La police antiémeute turque a fait usage de gaz lacrymogènes et a pénétré de force dimanche dans le siège du principal parti d'opposition pour en expulser la direction déchue, alimentant une crise majeure au coeur de la démocratie turque.

Des nuages de gaz lacrymogènes se sont répandus à l'intérieur du bâtiment du Parti républicain du peuple (CHP), tandis que les occupants criaient et lançaient des projectiles vers l'entrée alors que les forces de l'ordre franchissaient une barricade de fortune. Aucune victime n'a été signalée lors de l'intervention.

Un tribunal turc a destitué jeudi le chef du CHP, Ozgur Ozel, annulant les résultats du congrès de 2023 où il avait été élu, en invoquant des irrégularités. Dimanche, le gouverneur d'Ankara a ordonné l'expulsion des personnes présentes dans le bâtiment.

UN TEST POUR LA DÉMOCRATIE TURQUE

Le tribunal a réintégré à la place d'Ozel l'ancien président du CHP, Kemal Kilicdaroglu, qui s'était incliné face au président Tayyip Erdogan lors de l'élection nationale de cette même année.

Les analystes estiment que cette décision de justice constitue un test pour l'équilibre entre démocratie et autocratie au sein de ce membre de l'OTAN, et qu'elle pourrait prolonger le règne d'Erdogan, au pouvoir depuis 23 ans. Les marchés financiers ont dévissé jeudi, les investisseurs s'inquiétant d'un recul démocratique, avant de rebondir vendredi.

'Nous sommes attaqués', a déclaré Ozel dans un message vidéo partagé sur X au moment de l'entrée des forces de sécurité, avant de sortir de l'immeuble après l'intervention policière, promettant que le CHP serait désormais 'dans les rues, sur les places, en marche vers le pouvoir'.

Il a ensuite mené ses partisans lors d'une marche vers le parlement turc, situé à 6 km, où il a prononcé un discours devant des milliers de personnes scandant 'Kemal traître', 'Kilicdaroglu, fils du palais' et 'Epaule contre épaule contre les fascistes'.

'Tant que cette lutte n'aura pas libéré le parti de l'occupation, notre siège est ici', a lancé Ozel à la foule avant de pénétrer dans l'assemblée. Les députés du CHP l'avaient élu samedi président du groupe parlementaire du parti.

Pendant son allocution, une chaîne de télévision montrait des membres de l'équipe de Kilicdaroglu installés dans un bureau du siège du CHP, mais le dirigeant réintégré se trouverait à son domicile et n'a pas encore fait de déclaration sur la situation.

La direction déchue du CHP a appelé ses partisans à manifester dans trois lieux différents d'Istanbul, la plus grande ville de Turquie, dimanche soir.

LES DIRIGEANTS DESTITUÉS DÉNONCENT UN 'COUP D'ETAT JUDICIAIRE'

La direction du CHP évincée sous l'égide d'Ozel a condamné la décision de justice, la qualifiant de 'coup d'Etat judiciaire'. Ozel s'était engagé à la contester par des recours légaux et à rester 'jour et nuit' au siège d'Ankara.

Ozel a appelé samedi à la tenue d'un nouveau congrès du parti dans les plus brefs délais, tandis que Kilicdaroglu a déclaré qu'un congrès se tiendrait en temps 'opportun'.

Les prochaines élections nationales en Turquie sont prévues pour 2028, mais elles devraient être anticipées si Erdogan, âgé de 72 ans et confronté à une limite de mandat, souhaite se représenter.
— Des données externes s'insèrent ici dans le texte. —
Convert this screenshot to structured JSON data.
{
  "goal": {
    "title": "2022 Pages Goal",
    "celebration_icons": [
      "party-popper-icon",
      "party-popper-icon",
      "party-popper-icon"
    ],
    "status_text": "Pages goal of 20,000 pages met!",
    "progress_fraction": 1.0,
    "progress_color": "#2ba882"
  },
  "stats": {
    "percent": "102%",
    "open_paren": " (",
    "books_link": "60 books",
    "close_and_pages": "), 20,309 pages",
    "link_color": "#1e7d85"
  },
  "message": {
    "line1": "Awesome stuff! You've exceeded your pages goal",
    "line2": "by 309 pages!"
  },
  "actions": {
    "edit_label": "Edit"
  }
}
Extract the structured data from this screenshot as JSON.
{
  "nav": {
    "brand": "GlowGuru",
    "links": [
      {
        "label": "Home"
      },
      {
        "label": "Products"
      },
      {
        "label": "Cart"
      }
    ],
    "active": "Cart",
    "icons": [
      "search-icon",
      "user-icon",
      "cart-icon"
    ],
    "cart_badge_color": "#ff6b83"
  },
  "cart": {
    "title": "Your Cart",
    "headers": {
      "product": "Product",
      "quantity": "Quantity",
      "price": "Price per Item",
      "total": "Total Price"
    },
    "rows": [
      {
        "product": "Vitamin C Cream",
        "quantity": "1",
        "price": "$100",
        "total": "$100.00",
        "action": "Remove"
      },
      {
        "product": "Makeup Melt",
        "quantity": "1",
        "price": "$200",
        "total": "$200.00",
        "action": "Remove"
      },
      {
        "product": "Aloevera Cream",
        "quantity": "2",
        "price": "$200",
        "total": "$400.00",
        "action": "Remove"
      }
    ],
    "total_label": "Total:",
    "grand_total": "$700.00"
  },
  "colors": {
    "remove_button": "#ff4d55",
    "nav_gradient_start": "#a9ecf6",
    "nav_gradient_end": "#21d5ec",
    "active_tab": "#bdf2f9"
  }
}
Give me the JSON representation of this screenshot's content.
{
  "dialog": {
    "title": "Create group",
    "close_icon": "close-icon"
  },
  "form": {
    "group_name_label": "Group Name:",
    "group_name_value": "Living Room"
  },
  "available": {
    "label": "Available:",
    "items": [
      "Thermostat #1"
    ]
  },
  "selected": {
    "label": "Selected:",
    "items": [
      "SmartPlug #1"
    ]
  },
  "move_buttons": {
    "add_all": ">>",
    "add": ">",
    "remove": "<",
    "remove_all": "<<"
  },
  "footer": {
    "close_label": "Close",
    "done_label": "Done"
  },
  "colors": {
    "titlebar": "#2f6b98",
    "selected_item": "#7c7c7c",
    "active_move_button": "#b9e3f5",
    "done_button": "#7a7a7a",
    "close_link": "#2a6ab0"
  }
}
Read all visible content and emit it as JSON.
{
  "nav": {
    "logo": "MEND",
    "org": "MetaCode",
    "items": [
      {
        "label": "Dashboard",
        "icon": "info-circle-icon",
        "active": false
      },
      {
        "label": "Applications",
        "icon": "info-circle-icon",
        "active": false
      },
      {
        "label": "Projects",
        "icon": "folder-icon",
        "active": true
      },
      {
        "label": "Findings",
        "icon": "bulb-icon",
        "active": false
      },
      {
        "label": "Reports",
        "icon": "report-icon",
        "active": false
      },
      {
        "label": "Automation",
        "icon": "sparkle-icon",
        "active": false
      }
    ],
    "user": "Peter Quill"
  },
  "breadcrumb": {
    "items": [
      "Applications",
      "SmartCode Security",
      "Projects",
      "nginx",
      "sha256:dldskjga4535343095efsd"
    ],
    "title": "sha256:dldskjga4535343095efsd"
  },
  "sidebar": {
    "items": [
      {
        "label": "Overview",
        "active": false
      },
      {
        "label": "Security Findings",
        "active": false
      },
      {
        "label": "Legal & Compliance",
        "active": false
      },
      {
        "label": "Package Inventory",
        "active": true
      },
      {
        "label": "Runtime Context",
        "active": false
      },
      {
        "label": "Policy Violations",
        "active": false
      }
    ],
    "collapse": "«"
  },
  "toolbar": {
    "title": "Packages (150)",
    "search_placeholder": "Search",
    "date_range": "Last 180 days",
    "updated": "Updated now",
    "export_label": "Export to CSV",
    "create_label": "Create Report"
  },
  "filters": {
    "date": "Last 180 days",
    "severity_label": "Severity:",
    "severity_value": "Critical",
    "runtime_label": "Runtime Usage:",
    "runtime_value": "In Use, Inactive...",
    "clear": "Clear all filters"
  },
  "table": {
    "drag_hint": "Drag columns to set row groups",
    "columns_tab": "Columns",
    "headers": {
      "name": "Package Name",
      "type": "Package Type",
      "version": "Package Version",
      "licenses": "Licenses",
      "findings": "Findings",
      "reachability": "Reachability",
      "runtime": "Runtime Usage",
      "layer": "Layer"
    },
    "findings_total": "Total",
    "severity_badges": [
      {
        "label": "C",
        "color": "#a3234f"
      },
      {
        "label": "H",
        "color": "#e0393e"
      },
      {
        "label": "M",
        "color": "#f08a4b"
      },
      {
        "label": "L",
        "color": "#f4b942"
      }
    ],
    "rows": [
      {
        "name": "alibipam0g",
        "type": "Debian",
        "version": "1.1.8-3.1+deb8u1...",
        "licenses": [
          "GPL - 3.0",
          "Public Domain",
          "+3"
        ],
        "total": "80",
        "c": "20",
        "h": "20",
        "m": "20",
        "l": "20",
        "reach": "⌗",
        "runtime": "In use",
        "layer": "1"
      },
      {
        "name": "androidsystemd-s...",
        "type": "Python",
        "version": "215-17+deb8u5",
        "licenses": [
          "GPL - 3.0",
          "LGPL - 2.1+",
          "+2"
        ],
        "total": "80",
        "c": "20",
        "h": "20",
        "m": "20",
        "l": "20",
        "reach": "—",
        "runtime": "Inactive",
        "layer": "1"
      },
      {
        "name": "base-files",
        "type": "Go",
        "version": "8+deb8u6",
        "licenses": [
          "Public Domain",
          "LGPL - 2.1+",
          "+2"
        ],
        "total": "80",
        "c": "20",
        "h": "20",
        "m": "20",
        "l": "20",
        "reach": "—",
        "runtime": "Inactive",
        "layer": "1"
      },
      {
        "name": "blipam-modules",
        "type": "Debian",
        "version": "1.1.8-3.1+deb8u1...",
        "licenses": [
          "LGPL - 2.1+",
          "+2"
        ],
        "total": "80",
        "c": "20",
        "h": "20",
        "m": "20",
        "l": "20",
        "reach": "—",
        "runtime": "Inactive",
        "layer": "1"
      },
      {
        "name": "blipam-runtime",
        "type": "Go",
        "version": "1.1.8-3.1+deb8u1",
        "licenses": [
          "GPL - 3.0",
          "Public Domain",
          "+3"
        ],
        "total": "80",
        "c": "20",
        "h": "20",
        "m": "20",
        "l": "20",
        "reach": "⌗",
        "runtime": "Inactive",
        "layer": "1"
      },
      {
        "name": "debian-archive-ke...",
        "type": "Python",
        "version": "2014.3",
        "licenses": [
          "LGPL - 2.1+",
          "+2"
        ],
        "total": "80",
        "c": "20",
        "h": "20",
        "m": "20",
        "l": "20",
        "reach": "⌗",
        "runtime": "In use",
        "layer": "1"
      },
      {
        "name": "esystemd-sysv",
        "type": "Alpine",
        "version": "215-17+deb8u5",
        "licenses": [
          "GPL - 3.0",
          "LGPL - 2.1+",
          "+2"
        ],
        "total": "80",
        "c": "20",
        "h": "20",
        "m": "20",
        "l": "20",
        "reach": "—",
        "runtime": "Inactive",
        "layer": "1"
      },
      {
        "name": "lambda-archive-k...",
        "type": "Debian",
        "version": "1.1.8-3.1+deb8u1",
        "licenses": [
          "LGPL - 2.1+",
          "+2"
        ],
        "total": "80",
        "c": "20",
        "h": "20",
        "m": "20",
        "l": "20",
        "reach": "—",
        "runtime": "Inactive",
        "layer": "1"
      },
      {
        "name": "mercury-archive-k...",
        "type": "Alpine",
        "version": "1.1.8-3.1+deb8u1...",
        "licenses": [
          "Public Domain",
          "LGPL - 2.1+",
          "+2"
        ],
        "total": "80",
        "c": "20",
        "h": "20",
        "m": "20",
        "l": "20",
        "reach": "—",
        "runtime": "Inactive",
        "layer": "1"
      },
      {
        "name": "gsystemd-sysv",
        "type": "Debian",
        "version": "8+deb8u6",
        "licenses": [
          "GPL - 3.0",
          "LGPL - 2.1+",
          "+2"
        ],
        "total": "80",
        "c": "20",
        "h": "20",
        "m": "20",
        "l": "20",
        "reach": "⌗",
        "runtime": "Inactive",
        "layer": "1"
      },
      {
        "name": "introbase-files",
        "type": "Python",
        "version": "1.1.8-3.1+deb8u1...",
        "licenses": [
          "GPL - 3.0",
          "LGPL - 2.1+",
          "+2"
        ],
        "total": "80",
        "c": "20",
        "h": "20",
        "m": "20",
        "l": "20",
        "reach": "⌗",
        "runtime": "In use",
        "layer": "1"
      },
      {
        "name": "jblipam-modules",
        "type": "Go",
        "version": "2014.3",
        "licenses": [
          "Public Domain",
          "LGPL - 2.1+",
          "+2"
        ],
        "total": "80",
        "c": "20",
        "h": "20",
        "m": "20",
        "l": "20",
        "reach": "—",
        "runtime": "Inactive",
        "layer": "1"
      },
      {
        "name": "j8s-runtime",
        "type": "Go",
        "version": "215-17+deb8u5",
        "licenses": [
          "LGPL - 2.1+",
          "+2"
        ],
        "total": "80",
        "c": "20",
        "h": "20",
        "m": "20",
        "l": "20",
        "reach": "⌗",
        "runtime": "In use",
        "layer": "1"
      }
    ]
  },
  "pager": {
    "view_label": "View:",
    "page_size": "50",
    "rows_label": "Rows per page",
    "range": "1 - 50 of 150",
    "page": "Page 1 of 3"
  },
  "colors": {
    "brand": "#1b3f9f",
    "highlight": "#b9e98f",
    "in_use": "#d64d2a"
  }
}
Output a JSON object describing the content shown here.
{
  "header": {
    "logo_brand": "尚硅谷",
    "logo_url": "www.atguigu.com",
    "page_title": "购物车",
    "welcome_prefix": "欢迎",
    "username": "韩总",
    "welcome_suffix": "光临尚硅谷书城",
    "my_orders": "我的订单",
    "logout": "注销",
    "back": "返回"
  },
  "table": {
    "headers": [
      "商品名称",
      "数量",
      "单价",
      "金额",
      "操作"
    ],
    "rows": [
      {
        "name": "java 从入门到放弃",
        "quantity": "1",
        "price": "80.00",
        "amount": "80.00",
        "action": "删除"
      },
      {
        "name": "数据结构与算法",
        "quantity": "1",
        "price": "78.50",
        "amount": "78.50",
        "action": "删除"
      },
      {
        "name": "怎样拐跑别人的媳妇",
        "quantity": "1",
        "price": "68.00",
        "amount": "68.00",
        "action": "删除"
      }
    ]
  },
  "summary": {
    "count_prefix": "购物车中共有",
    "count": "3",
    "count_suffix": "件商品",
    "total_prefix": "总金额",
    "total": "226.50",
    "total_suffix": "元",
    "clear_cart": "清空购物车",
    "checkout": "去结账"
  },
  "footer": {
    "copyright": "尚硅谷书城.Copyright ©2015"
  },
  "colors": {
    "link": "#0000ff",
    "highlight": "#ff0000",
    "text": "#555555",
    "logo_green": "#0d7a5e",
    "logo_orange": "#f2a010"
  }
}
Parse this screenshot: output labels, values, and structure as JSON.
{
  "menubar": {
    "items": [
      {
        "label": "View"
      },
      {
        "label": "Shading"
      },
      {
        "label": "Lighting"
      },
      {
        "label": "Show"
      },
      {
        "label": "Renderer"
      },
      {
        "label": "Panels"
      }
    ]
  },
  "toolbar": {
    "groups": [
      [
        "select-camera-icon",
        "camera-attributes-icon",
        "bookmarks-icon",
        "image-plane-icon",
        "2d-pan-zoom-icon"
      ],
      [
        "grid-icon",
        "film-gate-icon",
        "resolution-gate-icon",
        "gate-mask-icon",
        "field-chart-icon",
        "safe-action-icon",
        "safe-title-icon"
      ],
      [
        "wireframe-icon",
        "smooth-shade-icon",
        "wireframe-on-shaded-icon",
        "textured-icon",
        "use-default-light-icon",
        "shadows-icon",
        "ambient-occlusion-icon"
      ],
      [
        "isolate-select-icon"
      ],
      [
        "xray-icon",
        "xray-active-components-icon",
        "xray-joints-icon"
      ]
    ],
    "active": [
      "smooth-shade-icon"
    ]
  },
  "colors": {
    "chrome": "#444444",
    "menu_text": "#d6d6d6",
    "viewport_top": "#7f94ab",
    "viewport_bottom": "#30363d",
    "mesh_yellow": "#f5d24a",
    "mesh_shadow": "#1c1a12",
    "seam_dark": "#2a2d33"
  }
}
Selon les analystes, la décision du tribunal augmente la probabilité d'un scrutin anticipé.

Le gouvernement, de son côté, rejette les critiques l'accusant d'instrumentaliser les tribunaux pour cibler ses rivaux politiques, affirmant que le pouvoir judiciaire est indépendant.

Les médias d'Etat ont rapporté samedi que la police turque avait détenu 13 personnes dans le cadre d'une enquête sur le congrès de 2023. Elles sont accusées de violation de la loi sur les partis politiques, de corruption et de blanchiment d'avoirs issus de crimes.